The Irish: A Photohistory
To cover 100 years of Irish history in one volume of photographs is a daunting undertaking. The period from 1840 to 1940 in Ireland saw one of the greatest catastrophes of the century—The Great Famine—and included insurrection, partition, independence, and as if all that were not enough, civil war.
In their book The Irish: A Photohistory Sean Sexton and Christine Kinealy have taken on this mammoth task and succeeded in capturing the essence of that turbulent century.
It is a heartbreaking tale of a people desperately trying to survive in harsh poverty at the whim of absentee landlords, some of whose agents acted with unimaginable cruelty. The early photographs capture this life in all its bleak intensity. The camera records women trying to cultivate stony fields and grinding urban poverty.
At the other end of the social scale, the life of the landed gentry is recorded. Their opulent mansions and gorgeous clothes contrast, almost cruelly, with the meager lives of the tenants and workers on their lands.
The authors argue that photographs “. . . challenge or confirm our perceptions of Ireland between 1840 and 1940 by providing fuller and more nuanced information than many written records. The collection of photographs presented here fully attests to the ability of the image to express what is so often inexpressible in the written word.”
We are left to weigh whatever perceptions we have or may have had of Ireland's history against these compelling photographs, and the accompanying narrative presses home their emotional impact. To read about eviction is one thing, but to see those evicted sitting in the rubble of houses that have been razed with battering rams is quite another.
Old photographs present a particular challenge in a world obsessed with Instagram and Photoshop manipulation. These old photographs were taken mostly with fixed wide-angle lenses. Their subjects are often far away, and their techniques are unfamiliar to a modern audience. It is, ironically, the unfamiliarity that makes these photographs so much more arresting.
We scrutinize them in a way we would not with modern photographs. With this book we are opening a door to history and peering through into a world we have never experienced. Every detail suddenly becomes important. The authors, for example, invite us to look at a photo of the imposing and ornate Orange Hall and then to notice the barefoot children on the street in front of it.

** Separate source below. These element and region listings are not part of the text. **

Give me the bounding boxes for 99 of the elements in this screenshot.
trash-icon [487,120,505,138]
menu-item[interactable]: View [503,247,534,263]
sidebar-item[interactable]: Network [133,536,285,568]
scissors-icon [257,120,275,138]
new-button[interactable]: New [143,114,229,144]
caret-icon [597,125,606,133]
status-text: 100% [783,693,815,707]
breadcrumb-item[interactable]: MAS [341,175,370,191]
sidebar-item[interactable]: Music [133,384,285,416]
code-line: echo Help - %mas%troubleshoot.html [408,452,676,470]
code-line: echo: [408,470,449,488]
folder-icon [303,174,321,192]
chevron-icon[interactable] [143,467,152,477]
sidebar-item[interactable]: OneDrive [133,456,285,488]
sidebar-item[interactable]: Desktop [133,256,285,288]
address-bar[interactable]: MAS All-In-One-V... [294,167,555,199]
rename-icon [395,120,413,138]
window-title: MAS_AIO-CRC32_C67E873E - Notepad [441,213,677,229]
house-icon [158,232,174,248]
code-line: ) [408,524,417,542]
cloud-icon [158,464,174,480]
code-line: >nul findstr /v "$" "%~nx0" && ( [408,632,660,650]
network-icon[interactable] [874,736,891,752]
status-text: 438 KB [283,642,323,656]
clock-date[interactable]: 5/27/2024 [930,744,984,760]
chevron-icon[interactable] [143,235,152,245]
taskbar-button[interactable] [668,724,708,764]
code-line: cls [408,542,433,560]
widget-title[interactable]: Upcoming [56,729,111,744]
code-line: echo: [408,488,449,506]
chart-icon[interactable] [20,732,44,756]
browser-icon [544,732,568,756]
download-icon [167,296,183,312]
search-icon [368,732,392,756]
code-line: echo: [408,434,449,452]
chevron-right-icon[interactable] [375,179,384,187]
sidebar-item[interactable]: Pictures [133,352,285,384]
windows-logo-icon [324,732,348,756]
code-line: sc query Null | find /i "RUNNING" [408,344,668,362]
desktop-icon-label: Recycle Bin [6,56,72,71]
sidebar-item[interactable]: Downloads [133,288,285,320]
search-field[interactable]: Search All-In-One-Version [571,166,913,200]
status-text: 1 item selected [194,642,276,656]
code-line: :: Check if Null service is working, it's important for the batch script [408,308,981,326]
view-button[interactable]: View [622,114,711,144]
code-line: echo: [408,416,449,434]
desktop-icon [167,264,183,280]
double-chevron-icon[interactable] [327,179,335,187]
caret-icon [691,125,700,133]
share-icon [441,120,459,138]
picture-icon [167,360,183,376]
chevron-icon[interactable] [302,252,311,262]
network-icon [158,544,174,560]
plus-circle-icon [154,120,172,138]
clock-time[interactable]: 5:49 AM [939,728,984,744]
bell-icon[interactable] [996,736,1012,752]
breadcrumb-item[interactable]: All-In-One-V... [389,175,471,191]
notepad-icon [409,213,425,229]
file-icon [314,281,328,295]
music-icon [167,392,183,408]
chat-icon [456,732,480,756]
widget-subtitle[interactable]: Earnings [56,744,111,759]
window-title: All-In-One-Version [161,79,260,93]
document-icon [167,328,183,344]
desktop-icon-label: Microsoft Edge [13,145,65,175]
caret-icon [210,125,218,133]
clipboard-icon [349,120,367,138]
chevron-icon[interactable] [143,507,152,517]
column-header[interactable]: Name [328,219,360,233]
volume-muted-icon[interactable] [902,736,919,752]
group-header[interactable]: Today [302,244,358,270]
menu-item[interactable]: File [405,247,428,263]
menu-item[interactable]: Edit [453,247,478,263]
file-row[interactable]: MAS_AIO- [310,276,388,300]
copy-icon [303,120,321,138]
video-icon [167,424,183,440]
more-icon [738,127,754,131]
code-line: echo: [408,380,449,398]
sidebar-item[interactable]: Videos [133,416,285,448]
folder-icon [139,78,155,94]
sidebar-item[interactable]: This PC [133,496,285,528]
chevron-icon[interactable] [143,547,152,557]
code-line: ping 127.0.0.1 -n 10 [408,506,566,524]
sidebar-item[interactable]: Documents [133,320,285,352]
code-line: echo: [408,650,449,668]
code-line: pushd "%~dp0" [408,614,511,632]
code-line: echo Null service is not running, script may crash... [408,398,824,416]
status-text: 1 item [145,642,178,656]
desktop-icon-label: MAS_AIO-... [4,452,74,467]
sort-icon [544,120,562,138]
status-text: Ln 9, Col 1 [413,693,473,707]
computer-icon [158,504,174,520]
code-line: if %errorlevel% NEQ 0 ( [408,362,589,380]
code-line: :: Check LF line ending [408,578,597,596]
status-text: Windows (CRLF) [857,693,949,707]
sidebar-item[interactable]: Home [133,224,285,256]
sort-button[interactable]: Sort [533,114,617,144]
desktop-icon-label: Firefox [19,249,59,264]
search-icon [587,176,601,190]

One of the heroes of this book must be Nicholas Burnett who identified the processes used in each of the photographs. The 19th century saw a bewildering variety of developing and printing methods and it is fascinating to see the differences between the different techniques. One of the joys of the book is to discover the beautiful early ambrotype portraits.

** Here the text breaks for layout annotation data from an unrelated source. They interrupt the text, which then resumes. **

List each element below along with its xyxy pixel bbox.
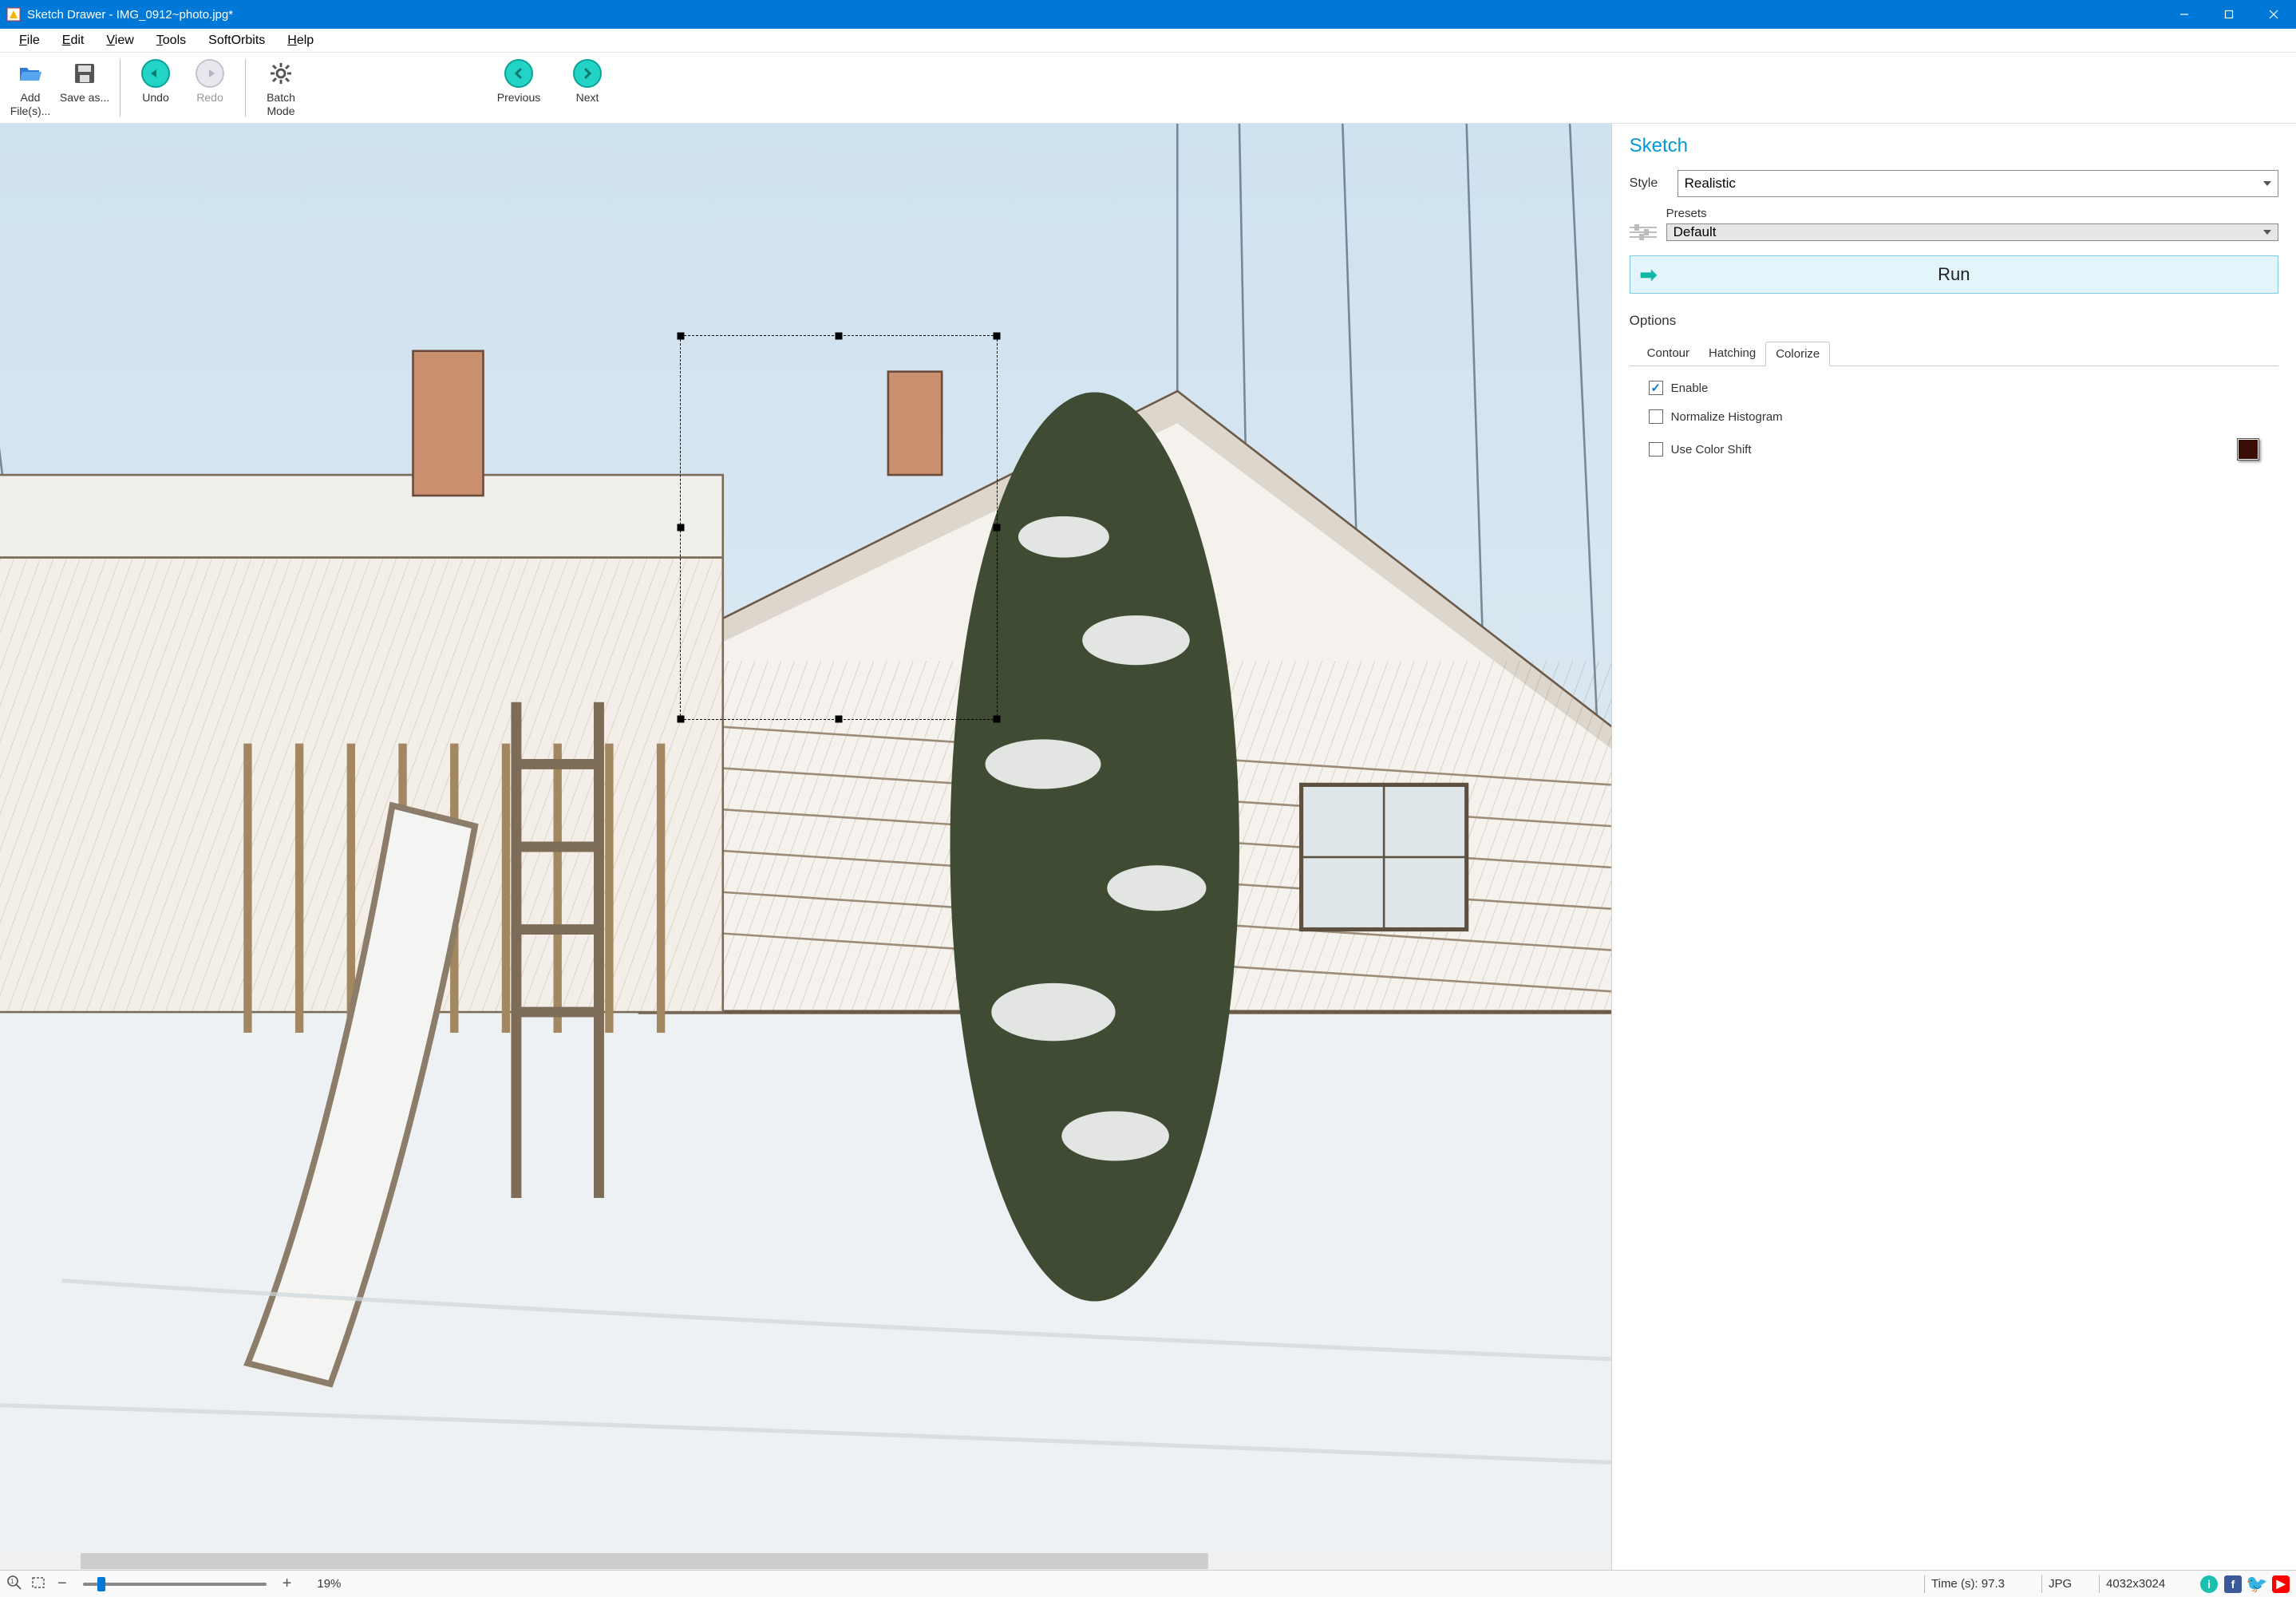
social-links: i f 🐦 ▶ xyxy=(2200,1575,2290,1593)
redo-button: Redo xyxy=(183,56,237,120)
use-color-shift-label: Use Color Shift xyxy=(1671,443,1752,457)
zoom-in-button[interactable]: + xyxy=(279,1575,295,1593)
window-controls xyxy=(2162,0,2296,29)
zoom-value: 19% xyxy=(317,1577,341,1591)
normalize-histogram-label: Normalize Histogram xyxy=(1671,410,1783,424)
status-format: JPG xyxy=(2049,1577,2092,1591)
use-color-shift-checkbox[interactable] xyxy=(1649,442,1663,457)
menu-file[interactable]: File xyxy=(8,30,51,51)
chevron-right-icon xyxy=(573,59,602,88)
tab-colorize[interactable]: Colorize xyxy=(1765,342,1830,366)
color-swatch[interactable] xyxy=(2237,438,2259,461)
enable-checkbox[interactable] xyxy=(1649,381,1663,395)
arrow-right-icon xyxy=(196,59,224,88)
chevron-down-icon xyxy=(2263,181,2271,186)
add-files-button[interactable]: Add File(s)... xyxy=(3,56,57,120)
fit-screen-icon[interactable] xyxy=(30,1575,46,1594)
tab-hatching[interactable]: Hatching xyxy=(1699,342,1765,366)
selection-handle-sw[interactable] xyxy=(677,715,684,722)
status-time: Time (s): 97.3 xyxy=(1931,1577,2035,1591)
panel-heading: Sketch xyxy=(1630,135,2278,157)
undo-button[interactable]: Undo xyxy=(128,56,183,120)
statusbar: 1 − + 19% Time (s): 97.3 JPG 4032x3024 i… xyxy=(0,1570,2296,1597)
menu-edit[interactable]: Edit xyxy=(51,30,96,51)
menu-view[interactable]: View xyxy=(95,30,144,51)
sketch-panel: Sketch Style Realistic Presets Default ➡ xyxy=(1612,124,2296,1570)
save-as-button[interactable]: Save as... xyxy=(57,56,112,120)
selection-handle-n[interactable] xyxy=(835,332,842,339)
chevron-left-icon xyxy=(504,59,533,88)
youtube-icon[interactable]: ▶ xyxy=(2272,1575,2290,1593)
style-select[interactable]: Realistic xyxy=(1678,170,2278,197)
menu-tools[interactable]: Tools xyxy=(145,30,197,51)
toolbar: Add File(s)... Save as... Undo Redo Batc… xyxy=(0,53,2296,124)
arrow-left-icon xyxy=(141,59,170,88)
sliders-icon xyxy=(1630,227,1657,241)
presets-select[interactable]: Default xyxy=(1666,223,2278,241)
selection-handle-w[interactable] xyxy=(677,524,684,531)
normalize-histogram-checkbox[interactable] xyxy=(1649,409,1663,424)
batch-mode-button[interactable]: Batch Mode xyxy=(254,56,308,120)
selection-handle-s[interactable] xyxy=(835,715,842,722)
zoom-out-button[interactable]: − xyxy=(54,1575,70,1593)
window-title: Sketch Drawer - IMG_0912~photo.jpg* xyxy=(27,8,233,22)
zoom-slider[interactable] xyxy=(83,1583,267,1586)
menubar: File Edit View Tools SoftOrbits Help xyxy=(0,29,2296,53)
floppy-icon xyxy=(70,59,99,88)
folder-open-icon xyxy=(16,59,45,88)
scrollbar-thumb[interactable] xyxy=(81,1553,1208,1569)
app-icon xyxy=(6,7,21,22)
arrow-right-bold-icon: ➡ xyxy=(1640,263,1658,287)
status-dimensions: 4032x3024 xyxy=(2106,1577,2194,1591)
selection-handle-nw[interactable] xyxy=(677,332,684,339)
selection-handle-e[interactable] xyxy=(993,524,1000,531)
main-area: Sketch Style Realistic Presets Default ➡ xyxy=(0,124,2296,1570)
menu-help[interactable]: Help xyxy=(276,30,325,51)
options-heading: Options xyxy=(1630,313,2278,329)
svg-text:1: 1 xyxy=(10,1578,14,1585)
option-tabs: Contour Hatching Colorize xyxy=(1630,342,2278,366)
twitter-icon[interactable]: 🐦 xyxy=(2248,1575,2266,1593)
selection-rectangle[interactable] xyxy=(680,335,998,720)
horizontal-scrollbar[interactable] xyxy=(0,1552,1611,1570)
facebook-icon[interactable]: f xyxy=(2224,1575,2242,1593)
selection-handle-se[interactable] xyxy=(993,715,1000,722)
minimize-button[interactable] xyxy=(2162,0,2207,29)
maximize-button[interactable] xyxy=(2207,0,2251,29)
chevron-down-icon xyxy=(2263,230,2271,235)
presets-label: Presets xyxy=(1666,207,2278,220)
app-window: Sketch Drawer - IMG_0912~photo.jpg* File… xyxy=(0,0,2296,1597)
zoom-slider-thumb[interactable] xyxy=(97,1577,105,1591)
next-button[interactable]: Next xyxy=(560,56,615,120)
style-label: Style xyxy=(1630,176,1678,191)
menu-softorbits[interactable]: SoftOrbits xyxy=(197,30,276,51)
canvas[interactable] xyxy=(0,124,1612,1570)
info-icon[interactable]: i xyxy=(2200,1575,2218,1593)
selection-handle-ne[interactable] xyxy=(993,332,1000,339)
tab-contour[interactable]: Contour xyxy=(1638,342,1699,366)
close-button[interactable] xyxy=(2251,0,2296,29)
titlebar: Sketch Drawer - IMG_0912~photo.jpg* xyxy=(0,0,2296,29)
previous-button[interactable]: Previous xyxy=(492,56,546,120)
zoom-actual-icon[interactable]: 1 xyxy=(6,1575,22,1594)
enable-label: Enable xyxy=(1671,381,1709,395)
gear-icon xyxy=(267,59,295,88)
run-button[interactable]: ➡ Run xyxy=(1630,255,2278,294)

The book also helps us understand the challenges of early photographers: “The introduction of the dry-plate process in 1878, which meant that photographs did not have to be developed immediately, gave photographers relative freedom to move around, since they no longer had to carry their darkroom with them.”
It is hard to imagine the difficulties faced by a photographer traveling around Ireland in the 19th century and the book makes us realize we owe a huge debt of gratitude to the pioneers who recorded events and a way of life that would otherwise have been lost forever. This could not have been an easy task.

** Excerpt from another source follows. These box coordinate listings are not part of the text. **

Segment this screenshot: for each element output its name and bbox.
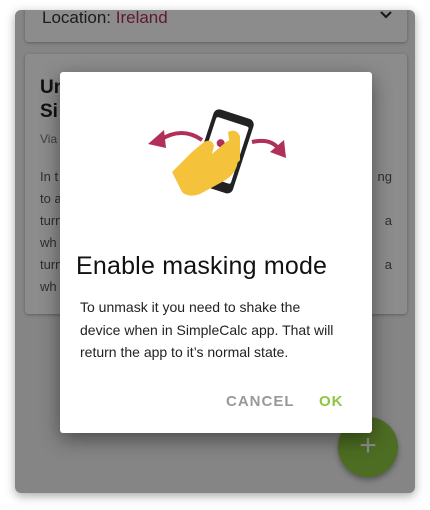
dialog-body-line: To unmask it you need to shake the [80, 299, 301, 315]
dialog-body-line: return the app to it’s normal state. [80, 344, 289, 360]
shake-phone-illustration-icon [148, 109, 286, 196]
cancel-button[interactable]: CANCEL [226, 393, 295, 410]
ok-button[interactable]: OK [319, 393, 344, 410]
dialog-body: To unmask it you need to shake the devic… [80, 296, 350, 364]
masking-mode-dialog: Enable masking mode To unmask it you nee… [60, 72, 372, 433]
dialog-body-line: device when in SimpleCalc app. That will [80, 321, 334, 338]
dialog-title: Enable masking mode [76, 252, 328, 280]
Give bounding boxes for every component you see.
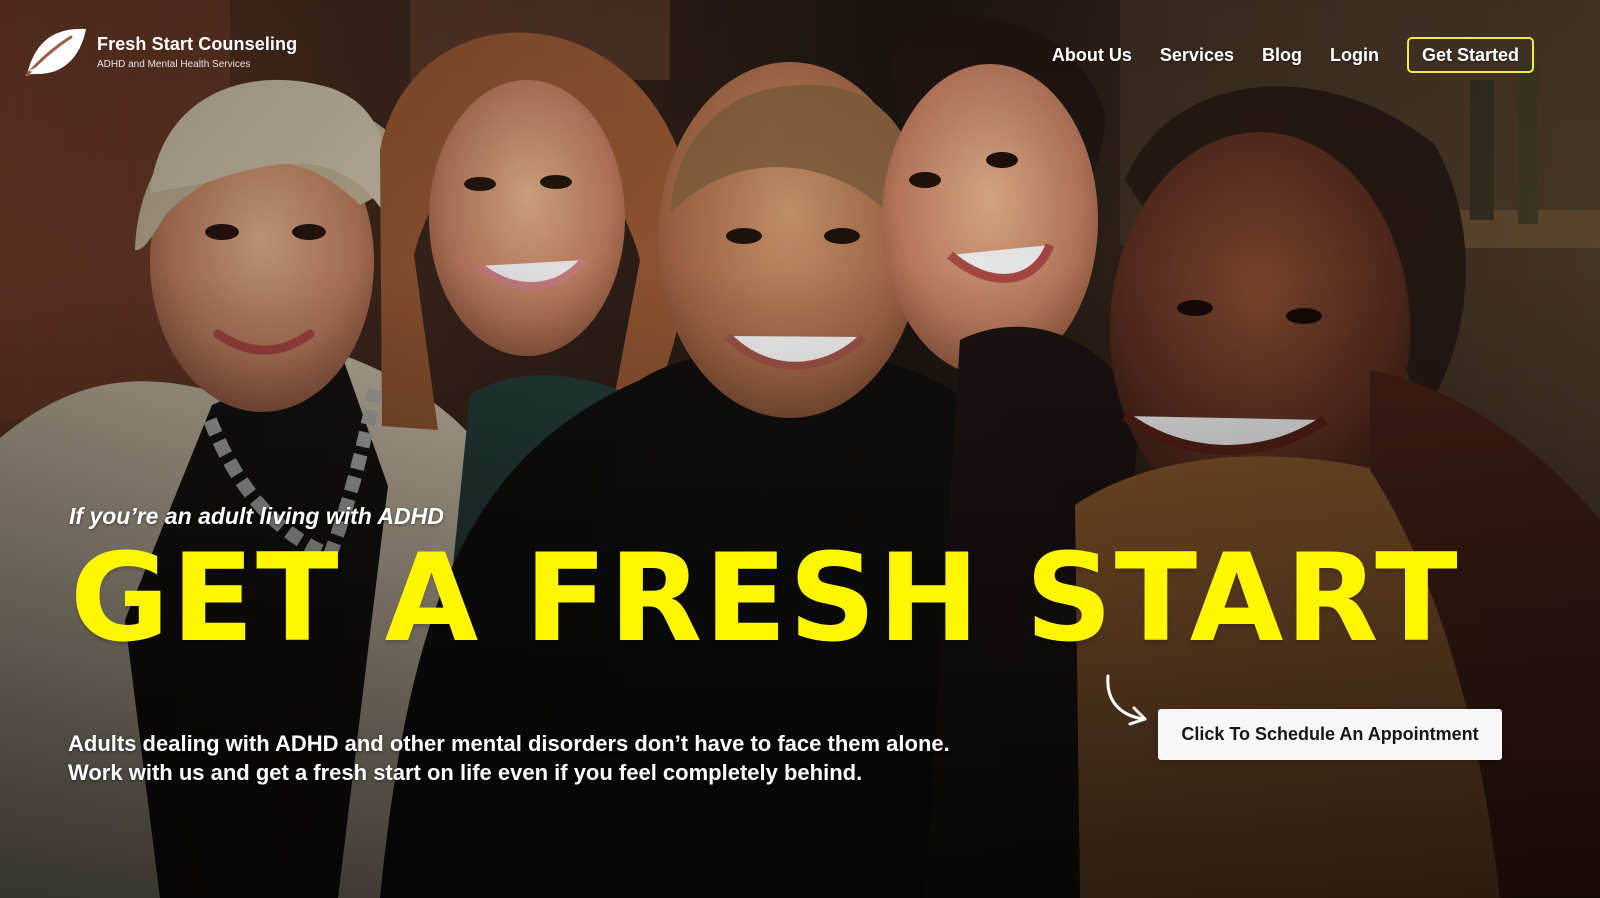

The sad irony of this book is that there are no photographs of the most seismic event in Irish history, The Great Famine. The scale of the famine and the effects of poverty and emigration almost beggar belief.
“In 1839, when the first photographs were taken in Ireland, it was one of the most densely populated countries in Europe, with over eight million inhabitants; one hundred years later, its population had fallen to under five million.”
One of the worst disasters in Europe went unrecorded by photographers. What is left, however, are the photographs of the ravaged faces of the survivors and the appalling conditions that followed.
This history is not always bleak. There are surprising and charming photographs: children playing, intimate scenes of domestic life, a woman breastfeeding. There are also some beautiful photographs by Christine Chichester, including a touching photograph of a group of dancers on a rock in the Arran Islands.
As the story moves into the later part of the 19th century we witness the growth of prosperity fuelled by the shipbuilding and linen industries of Belfast. It is easy to forget that Belfast, in the 19th century, was one of the great engines of the British Empire’s wealth and power. We see Belfast at the height of its power and the images underline the tragedy of its decline into sectarian mayhem in the latter part of the 20th century.
Any compendium of photographs must, by necessity, provide only a relatively shallow portrait of the subject matter and there are many moments in this book when we are tantalized by just a glimpse of something we want to see more of.
In a world where millions of photographs are uploaded hourly to photo sites, we have lost sight of the role of the curator. This book has been deftly curated to tell a complicated story and reminds us how important the role of curator is. These photographs of Ireland matter because they allow us to do something really important. They help us to understand history.